Merci beaucoup de me dire ce que vous en pensez ; je ne sais pas pourquoi, mais j'ai l'impression que toutes les parties prenantes se manipulent les unes les autres, dans cette affaire...

Qui représente qui, au sein de l'Islam qui est en France ?

Qui espère susciter quoi, depuis l'extérieur, mais à l'intérieur, du même Islam situé en France ?

Si vraiment un Islam modéré endogène effectif constitue à la fois

- une alternative crédible et fiable à l'Islam modéré endogène officiel, apparemment (jugé) de moins en moins représentatif,

et

- une perspective d'affranchissement des musulmans, vis-à-vis de l'islamisme, légaliste ou terroriste, qui prend appui sur l'extérieur,

alors pourquoi organiser une évènement aussi artificiel ou confidentiel ?

Voici :

" Manuel Valls en quête de l'islam modéré auprès de l'imam de Drancy - LE MONDE | 05.02.2013 à 14h25 • Mis à jour le 06.02.2013 à 16h36 - Par Stéphanie Le Bars

C'est devant une assemblée hétéroclite, réunie à Drancy (Seine-Saint-Denis) par l'imam de la ville, Hassen Chalghoumi, que le ministre de l'intérieur, Manuel Valls, chargé des relations avec les cultes, a choisi, lundi 4 février, de marteler les messages qu'il adresse régulièrement aux musulmans de France. "L'islam a toute sa place en France", a-t-il assuré, à condition que "l'islam vive en harmonie avec les autres religions et qu'il soit l'héritier de l'islam des Lumières". Plaidant une nouvelle fois pour "un islam de France", le ministre a insisté : "Nous ne voulons pas que l'argent venu de l'étranger change la nature de l'islam de France comme c'est souvent le cas dans d'autres pays."

Dénonçant un "salafisme dévoyé, venu notamment d'Egypte", M. Valls a aussi appelé à la mobilisation " de la société tout entière" contre "la menace permanente" de l'islam radical. Visiblement inquiet de la défiance de 74 % des Français envers l'islam, selon un sondage récent d'Ipsos pour Le Monde, il a aussi reconnu " qu'il y a parfois des doutes sur la compatibilité absolue de l'islam avec les valeurs de la République, la laïcité, l'égalité homme-femme".
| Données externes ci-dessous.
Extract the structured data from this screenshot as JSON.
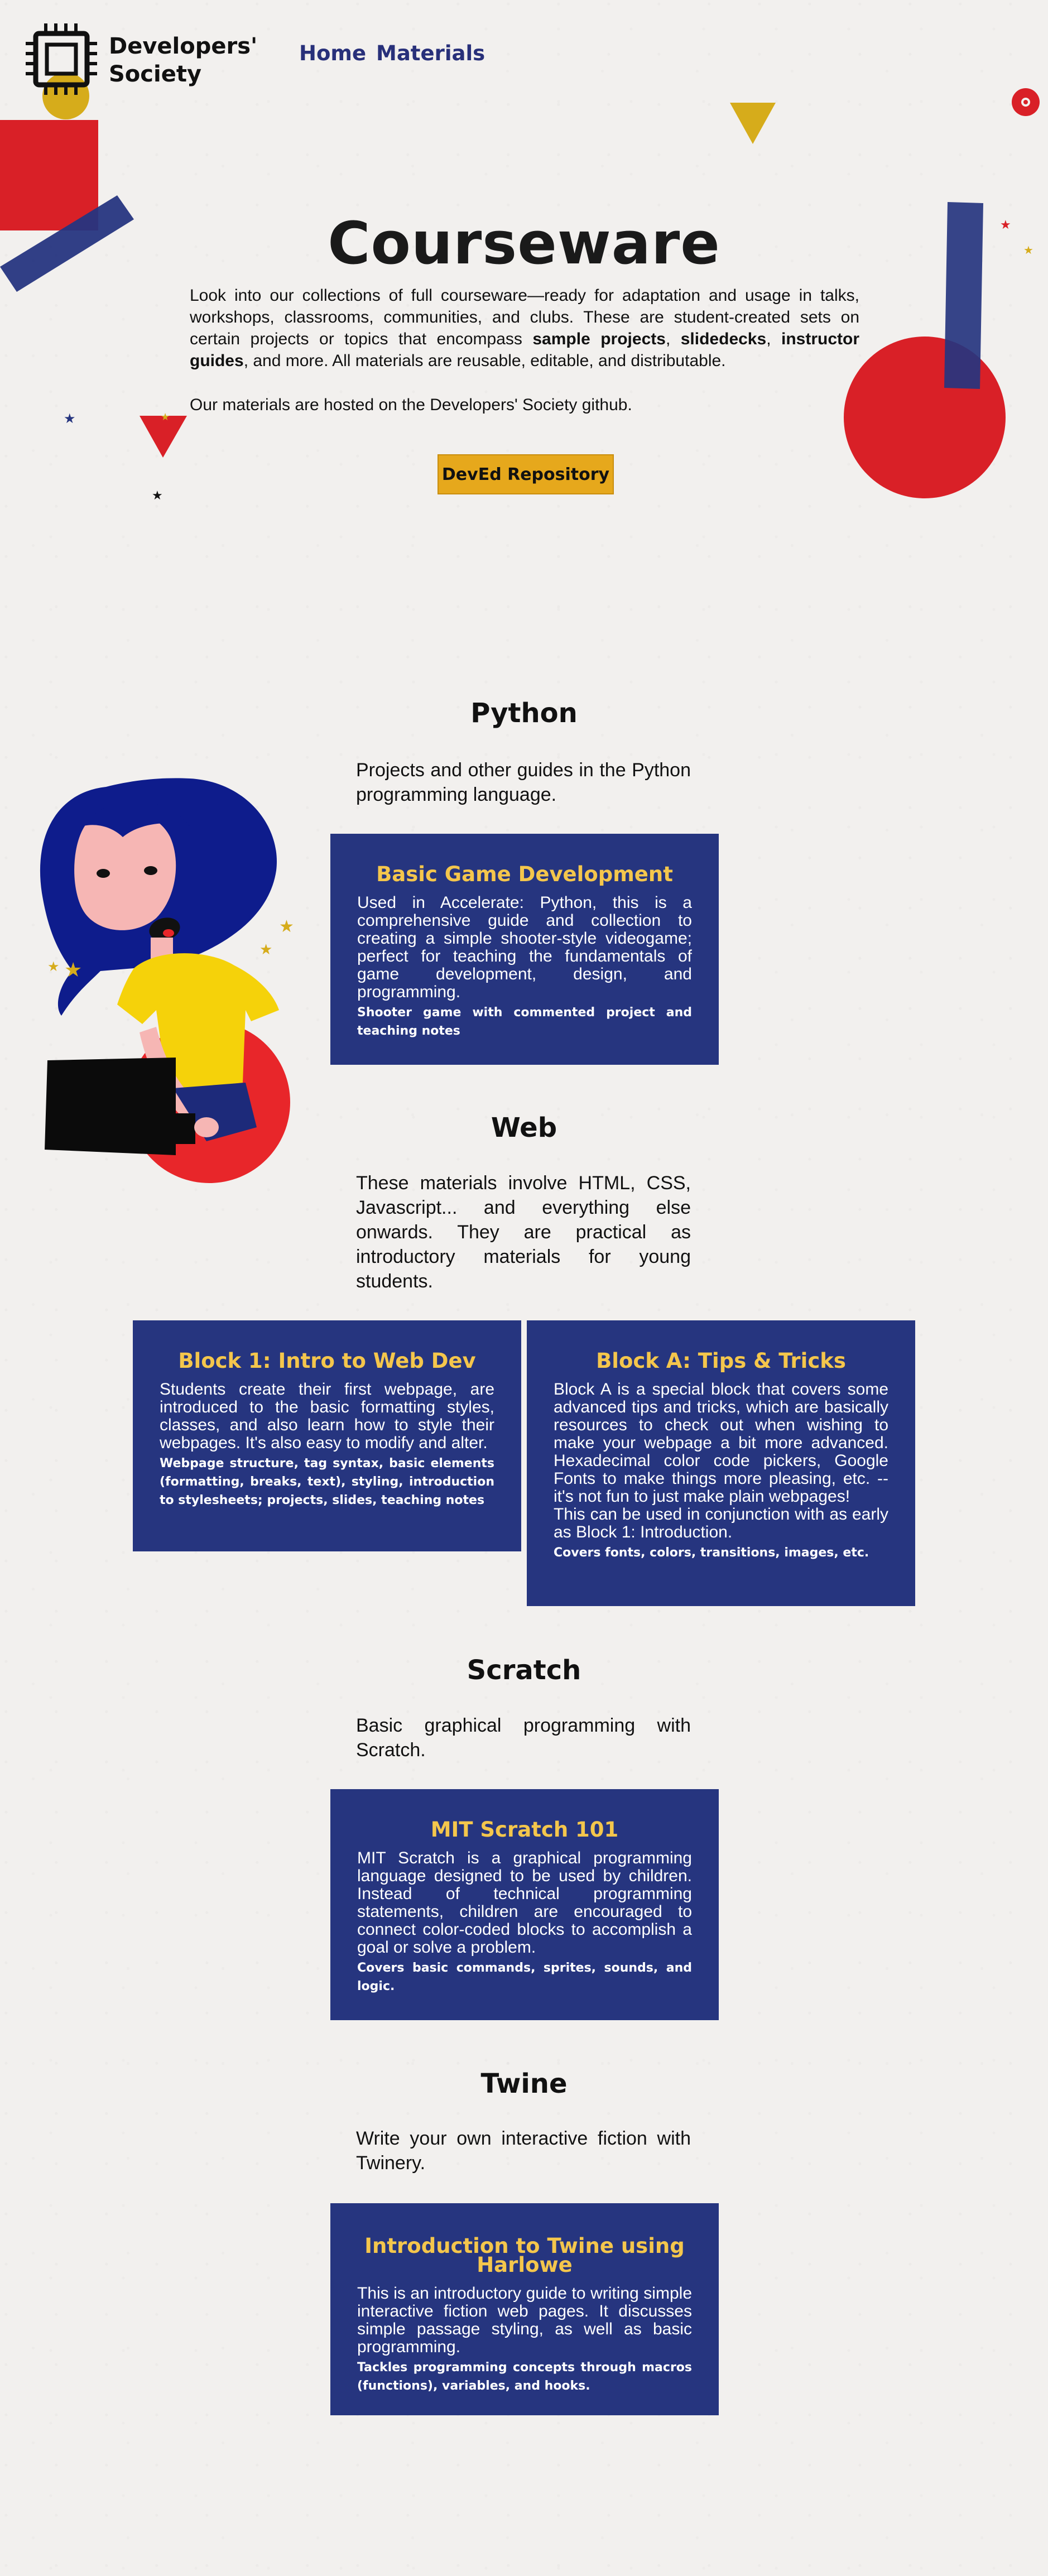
{
  "header": {
    "logo_alt": "Developers' Society",
    "logo_line1": "Developers'",
    "logo_line2": "Society",
    "nav": [
      {
        "label": "Home"
      },
      {
        "label": "Materials"
      }
    ]
  },
  "hero": {
    "title": "Courseware",
    "intro_part1": "Look into our collections of full courseware—ready for adaptation and usage in talks, workshops, classrooms, communities, and clubs. These are student-created sets on certain projects or topics that encompass ",
    "intro_bold1": "sample projects",
    "intro_sep1": ", ",
    "intro_bold2": "slidedecks",
    "intro_sep2": ", ",
    "intro_bold3": "instructor guides",
    "intro_part2": ", and more. All materials are reusable, editable, and distributable.",
    "hosted": "Our materials are hosted on the Developers' Society github.",
    "repo_button": "DevEd Repository"
  },
  "sections": [
    {
      "title": "Python",
      "description": "Projects and other guides in the Python programming language.",
      "cards": [
        {
          "title": "Basic Game Development",
          "body": "Used in Accelerate: Python, this is a comprehensive guide and collection to creating a simple shooter-style videogame; perfect for teaching the fundamentals of game development, design, and programming.",
          "footer": "Shooter game with commented project and teaching notes"
        }
      ]
    },
    {
      "title": "Web",
      "description": "These materials involve HTML, CSS, Javascript... and everything else onwards. They are practical as introductory materials for young students.",
      "cards": [
        {
          "title": "Block 1: Intro to Web Dev",
          "body": "Students create their first webpage, are introduced to the basic formatting styles, classes, and also learn how to style their webpages. It's also easy to modify and alter.",
          "footer": "Webpage structure, tag syntax, basic elements (formatting, breaks, text), styling, introduction to stylesheets; projects, slides, teaching notes"
        },
        {
          "title": "Block A: Tips & Tricks",
          "body": "Block A is a special block that covers some advanced tips and tricks, which are basically resources to check out when wishing to make your webpage a bit more advanced. Hexadecimal color code pickers, Google Fonts to make things more pleasing, etc. -- it's not fun to just make plain webpages!",
          "body2": "This can be used in conjunction with as early as Block 1: Introduction.",
          "footer": "Covers fonts, colors, transitions, images, etc."
        }
      ]
    },
    {
      "title": "Scratch",
      "description": "Basic graphical programming with Scratch.",
      "cards": [
        {
          "title": "MIT Scratch 101",
          "body": "MIT Scratch is a graphical programming language designed to be used by children. Instead of technical programming statements, children are encouraged to connect color-coded blocks to accomplish a goal or solve a problem.",
          "footer": "Covers basic commands, sprites, sounds, and logic."
        }
      ]
    },
    {
      "title": "Twine",
      "description": "Write your own interactive fiction with Twinery.",
      "cards": [
        {
          "title": "Introduction to Twine using Harlowe",
          "body": "This is an introductory guide to writing simple interactive fiction web pages. It discusses simple passage styling, as well as basic programming.",
          "footer": "Tackles programming concepts through macros (functions), variables, and hooks."
        }
      ]
    }
  ],
  "colors": {
    "navy": "#26357f",
    "card_title": "#f4c64c",
    "red": "#d92027",
    "yellow": "#d6ac1b",
    "button": "#e6a81c",
    "background": "#f2f0ee"
  },
  "icons": {
    "logo": "cpu-chip-icon"
  }
}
Comme en écho à cette mise en garde, trois Franco-Congolais et un Malien ont été interpellés, mardi matin, en région parisienne. Cette opération intervient dans le cadre d'une enquête sur une filière de jihadistes vers le Sahel.

CHANTS RELIGIEUX ET DISCOURS SALUANT "LE DIALOGUE ET LA TOLÉRANCE"
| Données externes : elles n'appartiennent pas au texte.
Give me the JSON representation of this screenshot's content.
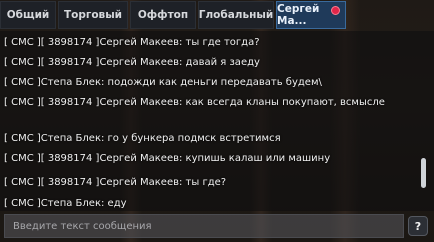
{
  "tabs": [
    {
      "label": "Общий"
    },
    {
      "label": "Торговый"
    },
    {
      "label": "Оффтоп"
    },
    {
      "label": "Глобальный"
    },
    {
      "label": "Сергей Ма...",
      "active": true,
      "has_notification": true
    }
  ],
  "messages": [
    "[ СМС ][ 3898174 ]Сергей Макеев: ты где тогда?",
    "[ СМС ][ 3898174 ]Сергей Макеев: давай я заеду",
    "[ СМС ]Степа Блек: подожди как деньги передавать будем\\",
    "[ СМС ][ 3898174 ]Сергей Макеев: как всегда кланы покупают, всмысле",
    "[ СМС ]Степа Блек: го у бункера подмск встретимся",
    "[ СМС ][ 3898174 ]Сергей Макеев: купишь калаш или машину",
    "[ СМС ][ 3898174 ]Сергей Макеев: ты где?",
    "[ СМС ]Степа Блек: еду"
  ],
  "input": {
    "placeholder": "Введите текст сообщения"
  },
  "help_button": {
    "label": "?"
  },
  "colors": {
    "active_tab": "#1f3a5a",
    "badge": "#e0264a",
    "text": "#f1f1f1"
  }
}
Après s'être recueilli en compagnie de quelques imams et de représentants de la communauté juive devant le mémorial commémorant la déportation de 70 000 juifs d'Ile-de-France entre 1941 et 1944, le ministre a assisté à une soirée donnée pour la naissance du prophète de l'islam, à l'invitation de M. Chalghoumi. Entrecoupé de chants religieux et de discours saluant "le dialogue et la tolérance", ce long dîner a réuni quelque 300 personnes, parmi lesquelles, une vingtaine d'imams (contre une centaine annoncée), quelques rabbins, des représentants de la communauté copte - catholiques et protestants ayant fait le choix de ne pas être présents -, Latifa Ibn Ziaten, la mère d'un soldat tué par Mohamed Merah, l'ancienne ministre Valérie Pécresse, "amie de Chalghoumi", l'ambassadeur d'Israël en France, Marek Halter, soutien indéfectible de l'imam ou encore le théologien Tareq Oubrou, venu apporter sa caution d'intellectuel musulman à la soirée.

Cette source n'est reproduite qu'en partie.